I was able to turn my side gig into my full-time job after one year. I am no side hustle pro, but I do want to share with you my top 5 tips for turning your side gig into your full-time career.
1. Start With A Skill You Enjoy
Since you will be doing the side gig in your off-hours, it needs to be something you actually enjoy doing. This might mean you need to test out a few side hustles before you land on the right one. I ran my own photography business, had a podcast, and even tried my hand at tech reviews on YouTube in the phone camera niche. While all of these side gigs were important to my growth, I was not going to become a side hustle pro at all of them.
For example, my photography business helped me through college, including grad school. While I still love and will always be taking photographs in some form, working with brides every weekend was not something that brought me joy. I was trying to monetize something I needed to keep for myself as a hobby and art form. Once I realized this, I let this side gig go and moved on to try something else.
2. Take Your Time To Scale & Keep Your Day Job
As you try out your skills, it’s important that you’re still making money. You’ve still got to pay those bills! You won’t hear me telling you it is time to quit your day job and jump in headfirst. While I think you should pursue your dreams and turn your side hustle profession into your day time business, you’ve got to keep a financially healthy balance. So take your time in scaling your side gig. Build a client base and brand you can count on.
In my case, it took me a year of scaling once I had found my ideal side hustle before I quit my day job. While many things went into this decision, I made sure I was replacing my teacher paycheck for three solid months and that my partner and I were ready for the financial implications of me quitting my job (i.e. losing health insurance and no longer being eligible for PSLF student loan forgiveness).

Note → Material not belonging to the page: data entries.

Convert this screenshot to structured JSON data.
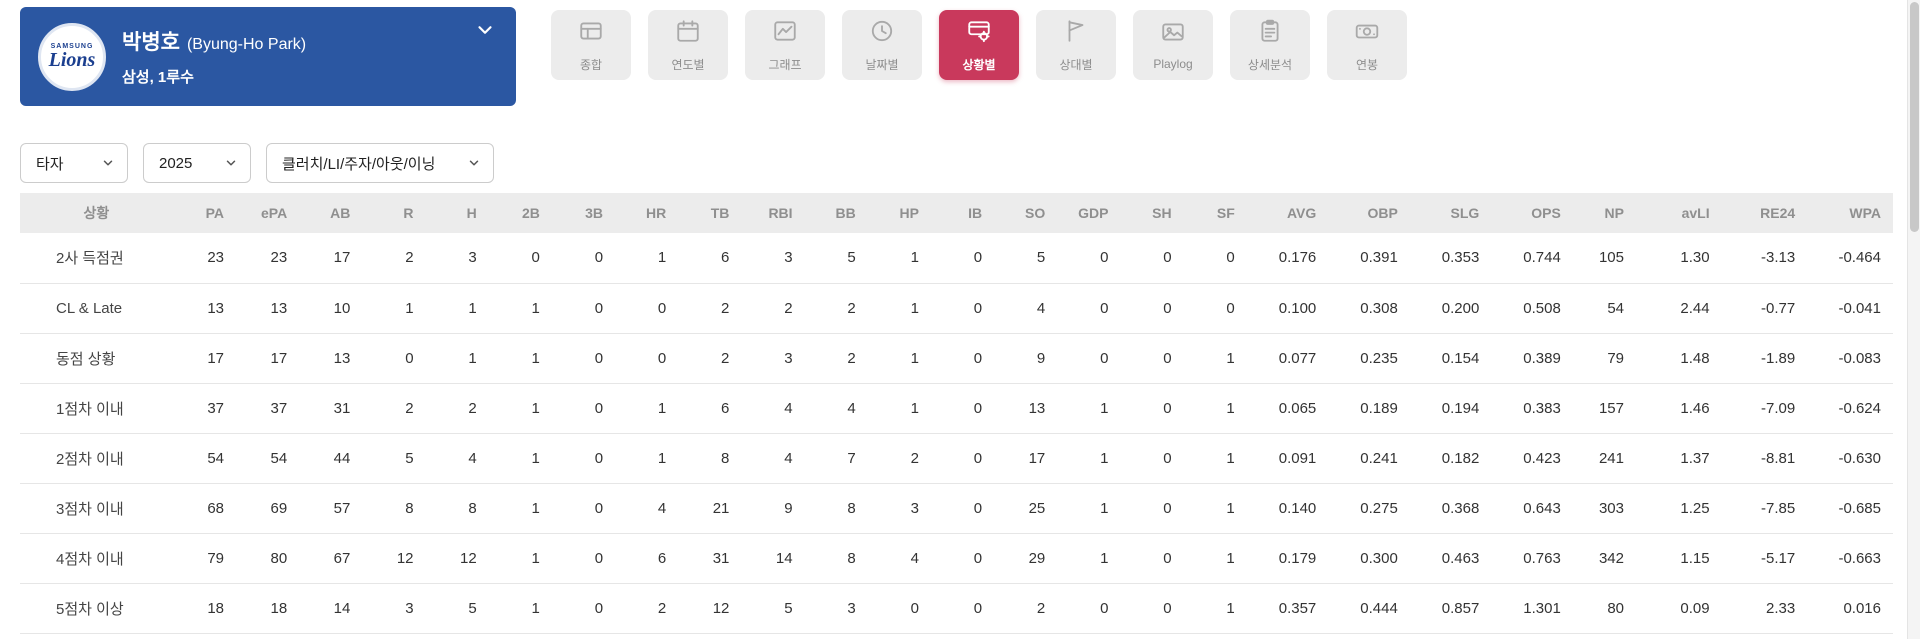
{
  "player": {
    "name_kr": "박병호",
    "name_en": "(Byung-Ho Park)",
    "team_position": "삼성, 1루수",
    "logo": {
      "top": "SAMSUNG",
      "main": "Lions"
    }
  },
  "tabs": [
    {
      "label": "종합"
    },
    {
      "label": "연도별"
    },
    {
      "label": "그래프"
    },
    {
      "label": "날짜별"
    },
    {
      "label": "상황별"
    },
    {
      "label": "상대별"
    },
    {
      "label": "Playlog"
    },
    {
      "label": "상세분석"
    },
    {
      "label": "연봉"
    }
  ],
  "filters": {
    "position": "타자",
    "year": "2025",
    "situation_type": "클러치/LI/주자/아웃/이닝"
  },
  "table": {
    "columns": [
      "상황",
      "PA",
      "ePA",
      "AB",
      "R",
      "H",
      "2B",
      "3B",
      "HR",
      "TB",
      "RBI",
      "BB",
      "HP",
      "IB",
      "SO",
      "GDP",
      "SH",
      "SF",
      "AVG",
      "OBP",
      "SLG",
      "OPS",
      "NP",
      "avLI",
      "RE24",
      "WPA"
    ],
    "rows": [
      [
        "2사 득점권",
        "23",
        "23",
        "17",
        "2",
        "3",
        "0",
        "0",
        "1",
        "6",
        "3",
        "5",
        "1",
        "0",
        "5",
        "0",
        "0",
        "0",
        "0.176",
        "0.391",
        "0.353",
        "0.744",
        "105",
        "1.30",
        "-3.13",
        "-0.464"
      ],
      [
        "CL & Late",
        "13",
        "13",
        "10",
        "1",
        "1",
        "1",
        "0",
        "0",
        "2",
        "2",
        "2",
        "1",
        "0",
        "4",
        "0",
        "0",
        "0",
        "0.100",
        "0.308",
        "0.200",
        "0.508",
        "54",
        "2.44",
        "-0.77",
        "-0.041"
      ],
      [
        "동점 상황",
        "17",
        "17",
        "13",
        "0",
        "1",
        "1",
        "0",
        "0",
        "2",
        "3",
        "2",
        "1",
        "0",
        "9",
        "0",
        "0",
        "1",
        "0.077",
        "0.235",
        "0.154",
        "0.389",
        "79",
        "1.48",
        "-1.89",
        "-0.083"
      ],
      [
        "1점차 이내",
        "37",
        "37",
        "31",
        "2",
        "2",
        "1",
        "0",
        "1",
        "6",
        "4",
        "4",
        "1",
        "0",
        "13",
        "1",
        "0",
        "1",
        "0.065",
        "0.189",
        "0.194",
        "0.383",
        "157",
        "1.46",
        "-7.09",
        "-0.624"
      ],
      [
        "2점차 이내",
        "54",
        "54",
        "44",
        "5",
        "4",
        "1",
        "0",
        "1",
        "8",
        "4",
        "7",
        "2",
        "0",
        "17",
        "1",
        "0",
        "1",
        "0.091",
        "0.241",
        "0.182",
        "0.423",
        "241",
        "1.37",
        "-8.81",
        "-0.630"
      ],
      [
        "3점차 이내",
        "68",
        "69",
        "57",
        "8",
        "8",
        "1",
        "0",
        "4",
        "21",
        "9",
        "8",
        "3",
        "0",
        "25",
        "1",
        "0",
        "1",
        "0.140",
        "0.275",
        "0.368",
        "0.643",
        "303",
        "1.25",
        "-7.85",
        "-0.685"
      ],
      [
        "4점차 이내",
        "79",
        "80",
        "67",
        "12",
        "12",
        "1",
        "0",
        "6",
        "31",
        "14",
        "8",
        "4",
        "0",
        "29",
        "1",
        "0",
        "1",
        "0.179",
        "0.300",
        "0.463",
        "0.763",
        "342",
        "1.15",
        "-5.17",
        "-0.663"
      ],
      [
        "5점차 이상",
        "18",
        "18",
        "14",
        "3",
        "5",
        "1",
        "0",
        "2",
        "12",
        "5",
        "3",
        "0",
        "0",
        "2",
        "0",
        "0",
        "1",
        "0.357",
        "0.444",
        "0.857",
        "1.301",
        "80",
        "0.09",
        "2.33",
        "0.016"
      ]
    ]
  }
}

3. Create Systems for Tracking Your Side Gig Metrics
Not only do you need to track your additional income so you can pay your quarterly taxes, but you also want to track your clients, pitches, hours, expenses, and invoices paid. It is a good idea to set aside time and create a tracking and organization system for your side gig that works for you.

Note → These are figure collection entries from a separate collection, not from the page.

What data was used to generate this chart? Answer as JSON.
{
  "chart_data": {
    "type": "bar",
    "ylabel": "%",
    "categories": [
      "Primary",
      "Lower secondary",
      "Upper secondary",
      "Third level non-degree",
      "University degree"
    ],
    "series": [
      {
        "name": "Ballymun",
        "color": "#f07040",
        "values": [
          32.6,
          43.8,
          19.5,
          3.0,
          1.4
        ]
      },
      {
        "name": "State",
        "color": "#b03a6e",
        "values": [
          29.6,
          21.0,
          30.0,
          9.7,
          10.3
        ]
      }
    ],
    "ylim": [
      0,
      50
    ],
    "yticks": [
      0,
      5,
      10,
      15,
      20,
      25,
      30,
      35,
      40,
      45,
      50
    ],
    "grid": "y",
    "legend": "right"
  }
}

I have a spreadsheet called “Records” where I track my clients, the project, deposits, and the date paid. In addition, I keep a spreadsheet for business expenses. I utilize Quickbooks for invoicing and additional expense tracking because it will automatically calculate my quarterly tax payments. In addition, when I was first building my side gig, I used “Clockify” which is a free time tracking website and app. This helped me understand how much time I was spending on specific projects and raise my rates if needed.
4. Templates and Scripts Will Be Your Friends
Side hustle pros will tell you, templates and scripts are the keys to staving off burnout. Purchase or create your own templates and scripts to save you time. You still have a job, family, friends, and maybe even fur babies who need your attention. Try to keep the balance.

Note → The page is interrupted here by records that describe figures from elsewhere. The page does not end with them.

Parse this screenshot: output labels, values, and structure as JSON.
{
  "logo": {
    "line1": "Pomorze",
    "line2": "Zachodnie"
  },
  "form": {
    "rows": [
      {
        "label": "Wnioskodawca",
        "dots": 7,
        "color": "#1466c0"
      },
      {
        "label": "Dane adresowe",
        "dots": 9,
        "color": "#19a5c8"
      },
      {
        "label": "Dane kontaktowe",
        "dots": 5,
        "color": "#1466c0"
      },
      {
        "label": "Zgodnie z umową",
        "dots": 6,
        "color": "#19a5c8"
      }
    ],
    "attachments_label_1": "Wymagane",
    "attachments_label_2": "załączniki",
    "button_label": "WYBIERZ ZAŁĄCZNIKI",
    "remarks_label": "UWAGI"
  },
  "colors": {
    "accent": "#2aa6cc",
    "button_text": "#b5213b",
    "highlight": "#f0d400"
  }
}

Some of the best time saving templates and scripts I used at the start of my side gig growth were:
- A client welcome packet with all my services I could send in reply to client inquiries
- Email scripts for clients who forgot to pay or have not paid
- A testimonial request scripts I could send to happy clients
- A good contract and free signing software (HelloSign is free for three contracts a month)
- Free scheduling software like Calendly
- Social media templates for my social channels (you can use Canva for free)
5. Be Willing to Take On Another Side Gig (What?!)
Once you take the leap and quit your day job, take the time to celebrate, but don’t forget that every business has ups and downs. I had a couple of side hustles when I first quit my day job. Part of it was because I was nervous and needed stability, but I also wanted to make sure I was always staying ahead financially.
You may realize that you need to supplement your side gig turned career income with another side gig. There is no shame in having a side hustle as a freelancer or small business owner. It does not mean you failed, it means you’re taking control and avoiding taking out debt in order to continue to grow your business.
Lastly, The Side Gig Life Is Not For Everyone
I’ll be the first to say that freelancing full time and turning that into a business is HARD WORK. Not only do you need the passion for it, but you also need the stamina- which are two different things once ‘time’ gets its hand on you. It’s ok if you don’t want to own your own business. It’s ok if you tried some side gigs and decided you did not want to be a side hustle pro. While additional income streams are important for building your wealth, there are other ways you do that without having a service or product based offering.
No matter what you decide, I am rooting for you and your financial success!